Valutata con il criterio ecclesiocentrco, la storia occidentale, attraversata da luci ed ombre, è però fondamentalmente luminosa, perché illuminata dalla "luce di Cristo"; così la storia di ognuno dei popoli occidentali, al cui centro si trova il momento nel quale essi vennero investiti da questa luce. Con tale criterio, il papa, in occasione della sua visita a Cuba, ha interpretato la storia di quel popolo, dimenticando il fatto, discretamente segnalato da Fidel Castro nel suo discorso di benvenuto, che la cosiddetta "luce di Cristo"aveva accompagnato e in qualche modo giustificato il genocidio delle popolazioni originarie dell’isola.

Inoltre, la prospettiva cristianocentrica induce papa Wojtyla a dimenticare che la civiltà occidentale cristiana è una piccola regione della storia, cui rimane estranea la maggior parte dell’umanità.
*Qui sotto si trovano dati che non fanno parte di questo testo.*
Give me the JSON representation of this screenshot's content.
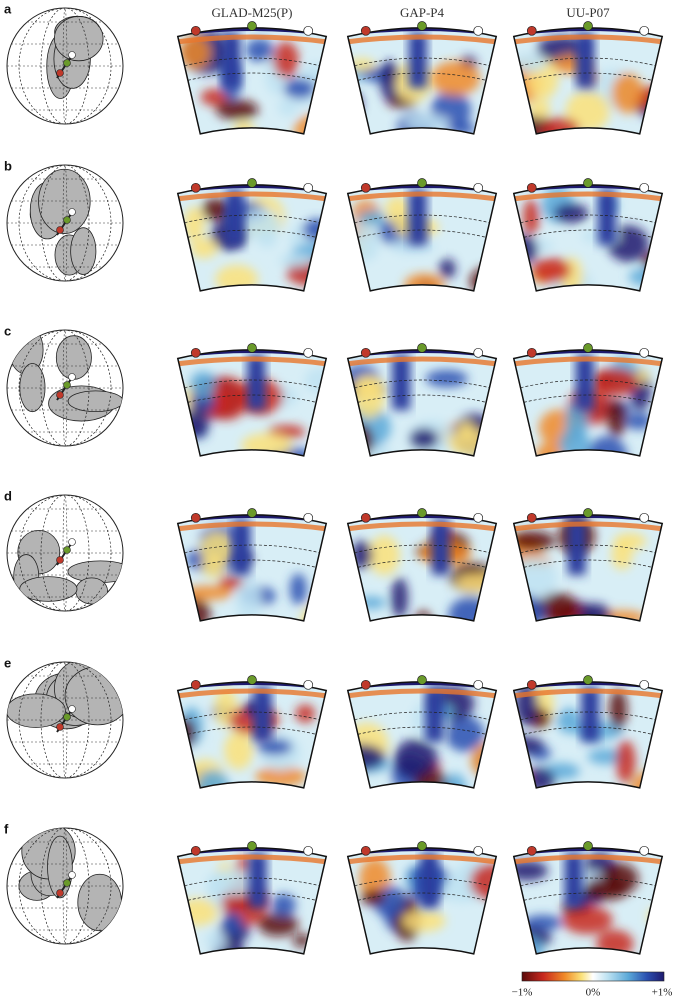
{
  "columns": [
    "GLAD-M25(P)",
    "GAP-P4",
    "UU-P07"
  ],
  "rows": [
    {
      "label": "a"
    },
    {
      "label": "b"
    },
    {
      "label": "c"
    },
    {
      "label": "d"
    },
    {
      "label": "e"
    },
    {
      "label": "f"
    }
  ],
  "colorbar": {
    "labels": [
      "−1%",
      "0%",
      "+1%"
    ]
  }
}
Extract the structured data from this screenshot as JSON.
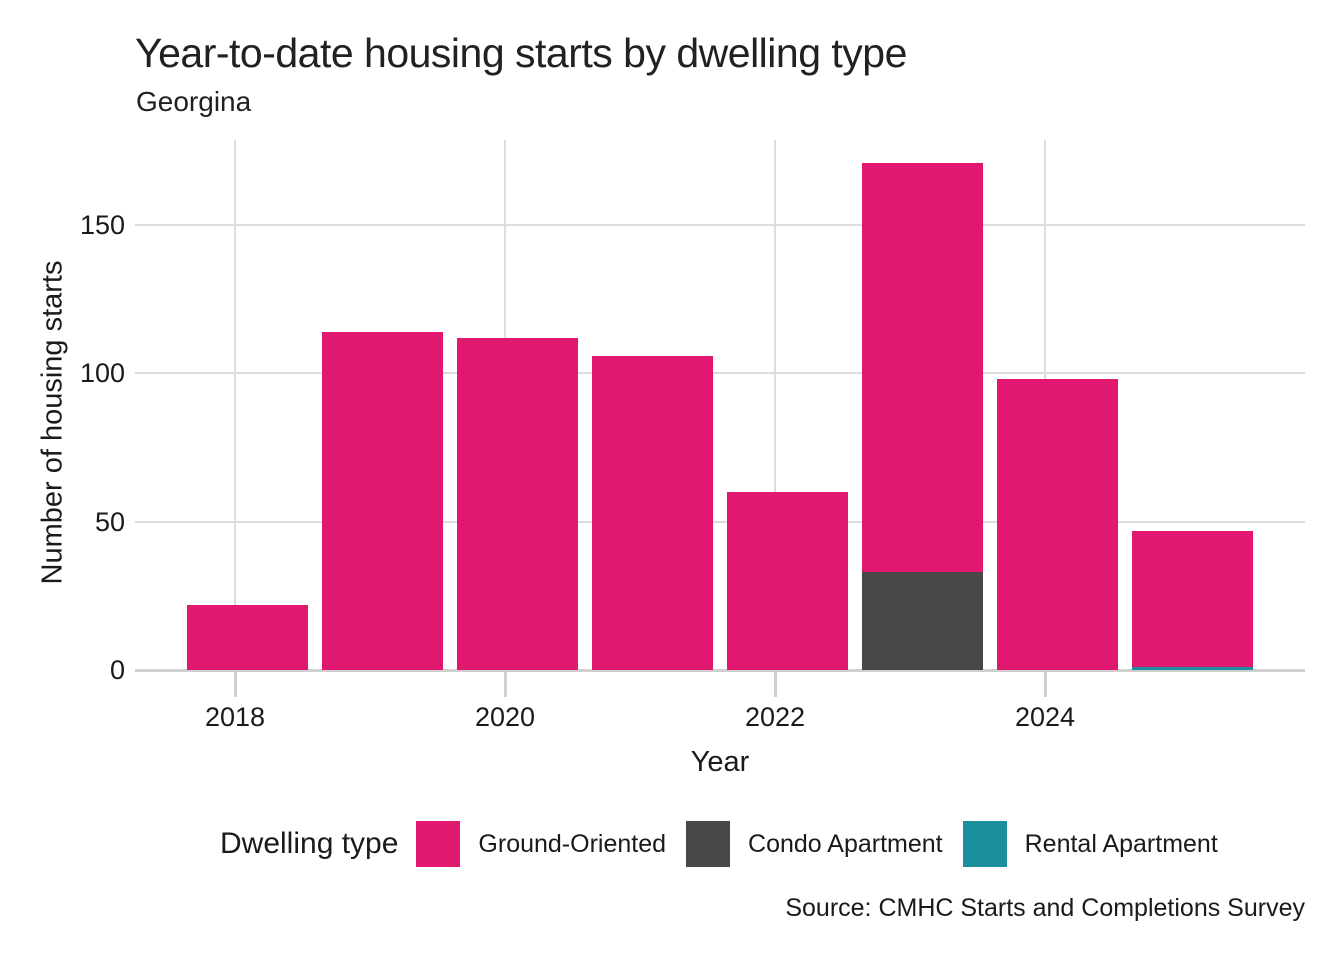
{
  "title": "Year-to-date housing starts by dwelling type",
  "subtitle": "Georgina",
  "axes": {
    "x_label": "Year",
    "y_label": "Number of housing starts"
  },
  "legend": {
    "title": "Dwelling type",
    "position": "bottom",
    "items": [
      {
        "label": "Ground-Oriented",
        "color": "#e1186f"
      },
      {
        "label": "Condo Apartment",
        "color": "#4a474b"
      },
      {
        "label": "Rental Apartment",
        "color": "#1b8f9e"
      }
    ]
  },
  "source": "Source: CMHC Starts and Completions Survey",
  "colors": {
    "background": "#ffffff",
    "gridline": "#dcdcdc",
    "axis_line": "#cfcfcf",
    "text": "#1a1a1a"
  },
  "chart_data": {
    "type": "bar",
    "stacked": true,
    "stack_order": "bottom-to-top is reverse of legend order",
    "title": "Year-to-date housing starts by dwelling type",
    "subtitle": "Georgina",
    "xlabel": "Year",
    "ylabel": "Number of housing starts",
    "categories": [
      2018,
      2019,
      2020,
      2021,
      2022,
      2023,
      2024,
      2025
    ],
    "series": [
      {
        "name": "Ground-Oriented",
        "color": "#e1186f",
        "values": [
          22,
          114,
          112,
          106,
          60,
          138,
          98,
          46
        ]
      },
      {
        "name": "Condo Apartment",
        "color": "#4a474b",
        "values": [
          0,
          0,
          0,
          0,
          0,
          33,
          0,
          0
        ]
      },
      {
        "name": "Rental Apartment",
        "color": "#1b8f9e",
        "values": [
          0,
          0,
          0,
          0,
          0,
          0,
          0,
          1
        ]
      }
    ],
    "totals": [
      22,
      114,
      112,
      106,
      60,
      171,
      98,
      47
    ],
    "y_ticks": [
      0,
      50,
      100,
      150
    ],
    "x_ticks": [
      2018,
      2020,
      2022,
      2024
    ],
    "ylim": [
      0,
      178
    ],
    "grid": true
  }
}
Come applicare il criterio dell’evangelizzazione nella valutazione della storia di quei popoli che, come per esempio l’India, non l’hanno ricevuta o che l’hanno rifiutata perché la consideravano e la considerano strumento di colonizzazione?

I cristiani che rifiutano oggi il giubileo come esaltazione del cristianesimo e della sua centralità storica si muovono nella stessa logica che nel ’92 li aveva indotti a respingere, al fianco della resistenza indigena, negra e popolare, le celebrazioni del V centenario. E’ infatti evidente ai loro occhi, come abbiamo ricordato, la continuità tra gli ultimi 500 anni ed i 1500 che li hanno preparati. E’ anche evidente, che il criterio per valutare i duemila anni non può essere fornito dai "progressi dell’evangelizzazione".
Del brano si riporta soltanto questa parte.